Parece surreal, mas as novas tarifas impostas por Donald Trump a praticamente todo o planeta devem se provar uma dádiva para a China. Longe de apenas prejudicar a economia chinesa, o protecionismo americano está abrindo uma oportunidade histórica para Pequim corrigir distorções internas, redesenhar alianças globais e fortalecer sua posição como potência emergente.
A retórica trumpista embala a estratégia em slogans nacionalistas e justifica tarifas de até 54% sobre produtos chineses como uma forma de proteger empregos e manufaturas americanas. Mas o efeito colateral já se impõe: enquanto o S&P 500 acumula quedas históricas e a confiança nos mercados recua, a China está encontrando espaço para reorganizar sua economia e ampliar sua influência diplomática.
É fato que o impacto imediato sobre as exportações chinesas será significativo. Com cerca de 20% do PIB ainda dependente do comércio exterior, o choque tarifário atinge um dos motores da atividade econômica do país.
Mas a China de 2025 não é mais a de 2018. Desde a primeira guerra comercial com Trump, Pequim diversificou cadeias produtivas, reduziu sua dependência de dólares para transações internacionais e avançou em setores estratégicos.
Enquanto isso, o protecionismo americano também provoca rachaduras entre seus aliados tradicionais. A União Europeia, pressionada por tarifas generalizadas, ensaia reaproximação econômica com a China, ainda que relutante. As conversas para revisar as barreiras a veículos elétricos mostram que, mesmo em meio a tensões políticas, a lógica do mercado fala mais alto. A fragmentação do eixo transatlântico, mais do que qualquer crescimento interno, é a principal vitória estratégica de Xi Jinping.
O enfraquecimento também se manifesta na Ásia. A reaproximação entre Japão e Coreia do Sul já começa a desmoronar.

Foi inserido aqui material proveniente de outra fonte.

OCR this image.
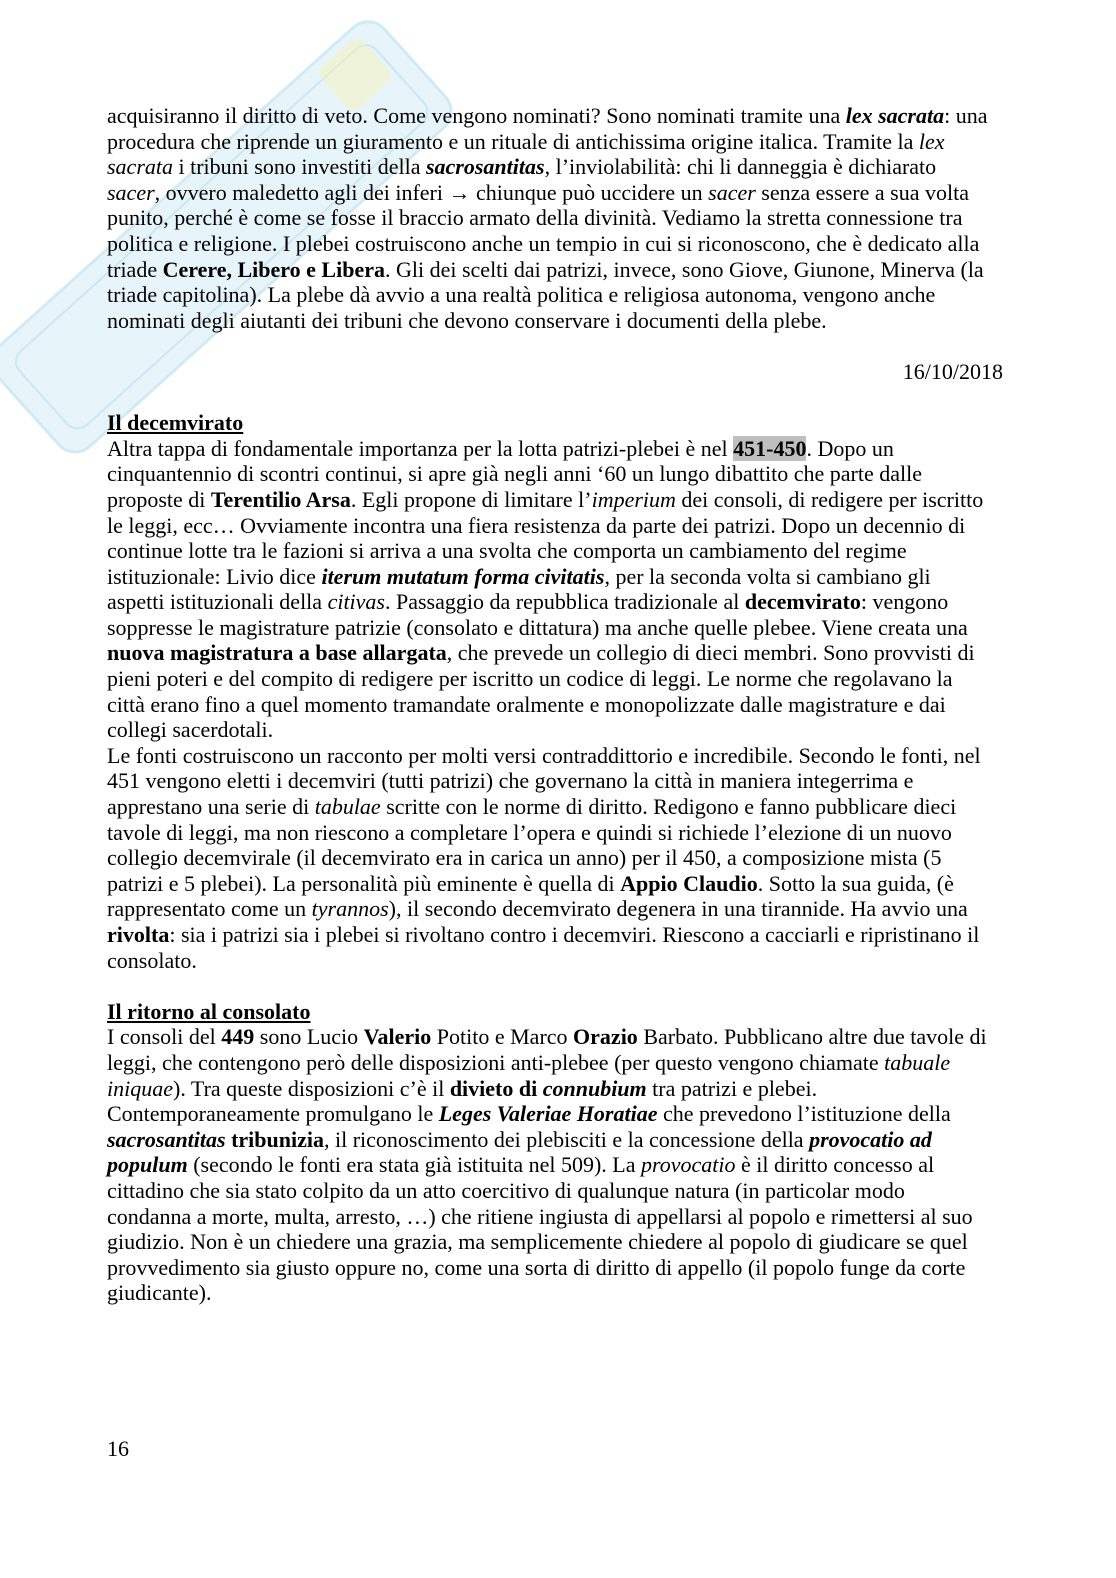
acquisiranno il diritto di veto. Come vengono nominati? Sono nominati tramite una lex sacrata: una
procedura che riprende un giuramento e un rituale di antichissima origine italica. Tramite la lex
sacrata i tribuni sono investiti della sacrosantitas, l’inviolabilità: chi li danneggia è dichiarato
sacer, ovvero maledetto agli dei inferi → chiunque può uccidere un sacer senza essere a sua volta
punito, perché è come se fosse il braccio armato della divinità. Vediamo la stretta connessione tra
politica e religione. I plebei costruiscono anche un tempio in cui si riconoscono, che è dedicato alla
triade Cerere, Libero e Libera. Gli dei scelti dai patrizi, invece, sono Giove, Giunone, Minerva (la
triade capitolina). La plebe dà avvio a una realtà politica e religiosa autonoma, vengono anche
nominati degli aiutanti dei tribuni che devono conservare i documenti della plebe.
16/10/2018
Il decemvirato
Altra tappa di fondamentale importanza per la lotta patrizi-plebei è nel 451-450. Dopo un
cinquantennio di scontri continui, si apre già negli anni ‘60 un lungo dibattito che parte dalle
proposte di Terentilio Arsa. Egli propone di limitare l’imperium dei consoli, di redigere per iscritto
le leggi, ecc… Ovviamente incontra una fiera resistenza da parte dei patrizi. Dopo un decennio di
continue lotte tra le fazioni si arriva a una svolta che comporta un cambiamento del regime
istituzionale: Livio dice iterum mutatum forma civitatis, per la seconda volta si cambiano gli
aspetti istituzionali della citivas. Passaggio da repubblica tradizionale al decemvirato: vengono
soppresse le magistrature patrizie (consolato e dittatura) ma anche quelle plebee. Viene creata una
nuova magistratura a base allargata, che prevede un collegio di dieci membri. Sono provvisti di
pieni poteri e del compito di redigere per iscritto un codice di leggi. Le norme che regolavano la
città erano fino a quel momento tramandate oralmente e monopolizzate dalle magistrature e dai
collegi sacerdotali.
Le fonti costruiscono un racconto per molti versi contraddittorio e incredibile. Secondo le fonti, nel
451 vengono eletti i decemviri (tutti patrizi) che governano la città in maniera integerrima e
apprestano una serie di tabulae scritte con le norme di diritto. Redigono e fanno pubblicare dieci
tavole di leggi, ma non riescono a completare l’opera e quindi si richiede l’elezione di un nuovo
collegio decemvirale (il decemvirato era in carica un anno) per il 450, a composizione mista (5
patrizi e 5 plebei). La personalità più eminente è quella di Appio Claudio. Sotto la sua guida, (è
rappresentato come un tyrannos), il secondo decemvirato degenera in una tirannide. Ha avvio una
rivolta: sia i patrizi sia i plebei si rivoltano contro i decemviri. Riescono a cacciarli e ripristinano il
consolato.
Il ritorno al consolato
I consoli del 449 sono Lucio Valerio Potito e Marco Orazio Barbato. Pubblicano altre due tavole di
leggi, che contengono però delle disposizioni anti-plebee (per questo vengono chiamate tabuale
iniquae). Tra queste disposizioni c’è il divieto di connubium tra patrizi e plebei.
Contemporaneamente promulgano le Leges Valeriae Horatiae che prevedono l’istituzione della
sacrosantitas tribunizia, il riconoscimento dei plebisciti e la concessione della provocatio ad
populum (secondo le fonti era stata già istituita nel 509). La provocatio è il diritto concesso al
cittadino che sia stato colpito da un atto coercitivo di qualunque natura (in particolar modo
condanna a morte, multa, arresto, …) che ritiene ingiusta di appellarsi al popolo e rimettersi al suo
giudizio. Non è un chiedere una grazia, ma semplicemente chiedere al popolo di giudicare se quel
provvedimento sia giusto oppure no, come una sorta di diritto di appello (il popolo funge da corte
giudicante).
16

Afetados pelas tarifas e perplexos diante da instabilidade diplomática de Washington, japoneses e coreanos têm reavaliado prioridades estratégicas e chegaram a anunciar nesta semana que responderão de forma conjunta às taxas extras —uma derrota diplomática monumental que reverte um esforço significativo dos democratas para isolar Pequim.
No plano interno, Trump corre o risco de condenar a indústria americana a uma obsolescência acelerada. Ao encarecer veículos, eletrônicos e insumos industriais, as tarifas tornam a economia menos competitiva e menos inovadora.
Pequim não pretende (nem consegue) substituir Washington como “líder do mundo livre”, se é que isso ainda existe. Sua estratégia, já em curso, é mais sutil: sustentar a mensagem de que pretende ser o novo motor do multilateralismo, das tecnologias de transição climática e do comércio exterior.
Nada disso elimina os riscos para a China. A tentação de despejar excedentes industriais nos mercados externos pode gerar novos conflitos comerciais e aprofundar os receios de choque nas cadeias globais.
Mas a janela de oportunidade que Trump abriu é real e seu aproveitamento exigirá habilidade política. O paradoxo é inevitável: ao tentar conter a ascensão chinesa com tarifas improvisadas e isolamento diplomático, Trump pode ter acelerado exatamente aquilo que pretendia evitar.
Sua promessa de restaurar a grandeza americana corre o risco de ser lembrada, ironicamente, como o impulso decisivo para a consolidação da China como superpotência comercial.